TikTok a nettement perfectionné la méthode. L’application chinoise enregistre depuis toujours, sans scrupules et dans les moindres détails, le comportement de ses utilisatrices et utilisateurs, afin de faire correspondre le fil d’actualité à leur humeur. Presque indépendamment des chaînes auxquelles elles et ils se sont abonné-e-s. Le succès donne-t-il raison aux entreprises chinoises ? Ce débat agite le monde et la procédure de vente de la plateforme lancée par les États-Unis est un serpent de mer. Quant à la question de savoir à quel point l’entreprise collabore avec le gouvernement chinois, même sans réponse, elle reste pertinente.
Qui décide de ce qui est important ?
Laissons de côté les débats autour du temps perdu sur les écrans, de l’isolement et des influenceuses ou influenceurs à aspirations discutables. Quand on se penche sur les études consacrées à l’utilisation des médias par la génération Z, on saisit le rapport avec l’éducation politique. Un sondage réalisé par l’agence de publicité alémanique Neoviso affirmait en 2022 qu’en Suisse, la proportion de jeunes qui s’informaient via les réseaux sociaux atteignait 92 pour cent. Environ 50 pour cent consultaient également des journaux en ligne. En clair, les réseaux sociaux ont la préférence de la génération Z pour ce qui est de l’information. Les sujets varient beaucoup : près de 70 pour cent des personnes interrogées s’intéressent à l’actualité mondiale, à peu près la moitié à la politique et à l’environnement. La vidéo constitue manifestement le média le plus populaire (79 pour cent), suivie de l’image (68 pour cent) et du texte (63 pour cent). Une étude allemande révèle que la consommation croissante d’informations via les réseaux sociaux affecte aussi la manière dont on juge la fiabilité de telle ou telle personne. Sur Facebook et X (jadis Twitter), les médias d’information et chaînes de journalistes bénéficient d’une certaine crédibilité. Quant à Instagram et TikTok, le devant de leur scène revient plutôt à des célébrités, influenceuses ou influenceurs et autres particuliers, réparti-e-s en trois parts plus ou moins égales.

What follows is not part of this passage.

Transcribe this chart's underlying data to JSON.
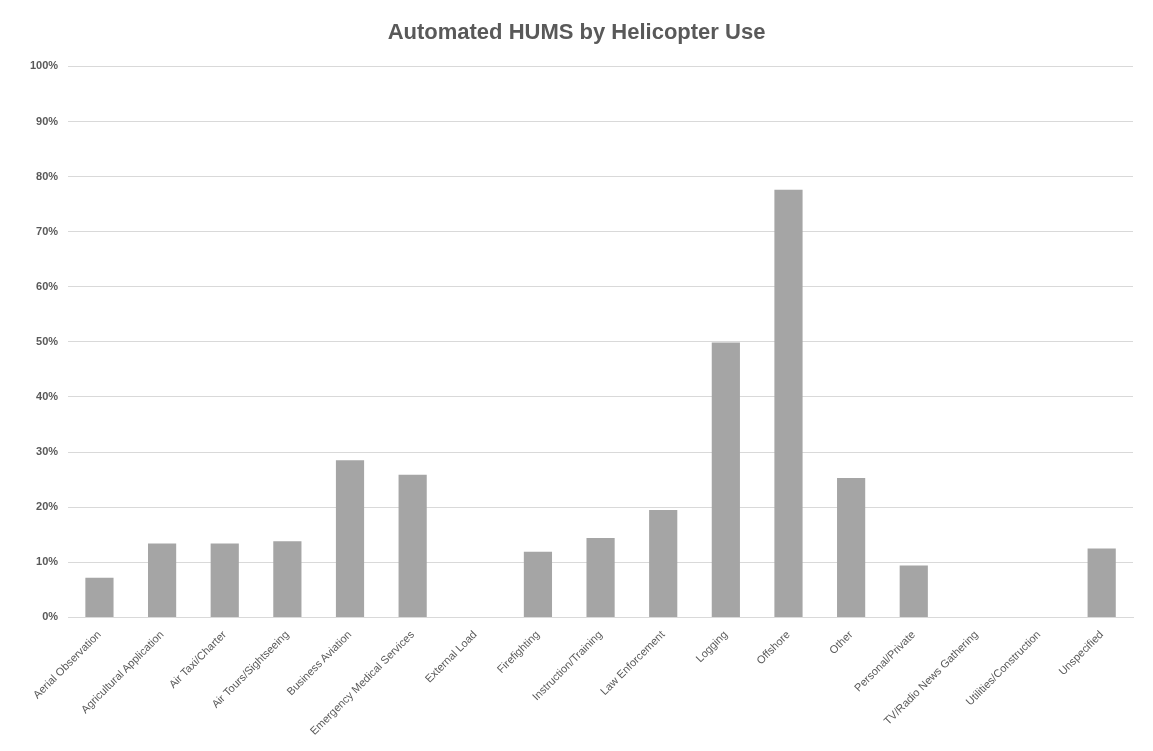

Alors que les plateformes classiques comme Facebook et X voient leur audience filer vers des médias visuels tels que TikTok, on peut bien sûr se demander qui décide de la pertinence des informations « consommées ». Cela est d’autant plus vrai que l’économie de l’attention penche clairement vers la tabloïdisation. Mais ne sous-estimons pas trop la compétence médiatique des jeunes : des études montrent aussi leur lucidité quant au caractère discutable d’une opinion formée en tout et pour tout via les réseaux sociaux. Les proches, la famille et les connaissances ont tout autant d’importance. Dans le sondage Neoviso précité, plus de la moitié des personnes interrogées ont déclaré s’informer sur l’actualité mondiale en échangeant avec leur entourage. Maik Fielitz, de l’Institut pour la démocratie et la société civile (IDZ), parle de « nouvelles sociales », ou « social news » : des informations évaluées différemment de celles que l’on peut voir ou entendre dans une émission. Peut-être est-il positif, en définitive, que l’évaluation repose désormais un peu plus sur les utilisateurs et utilisatrices plutôt que seulement sur les cerbères journalistiques ? C’est en tout cas mieux que de se fier aveuglément à un algorithme.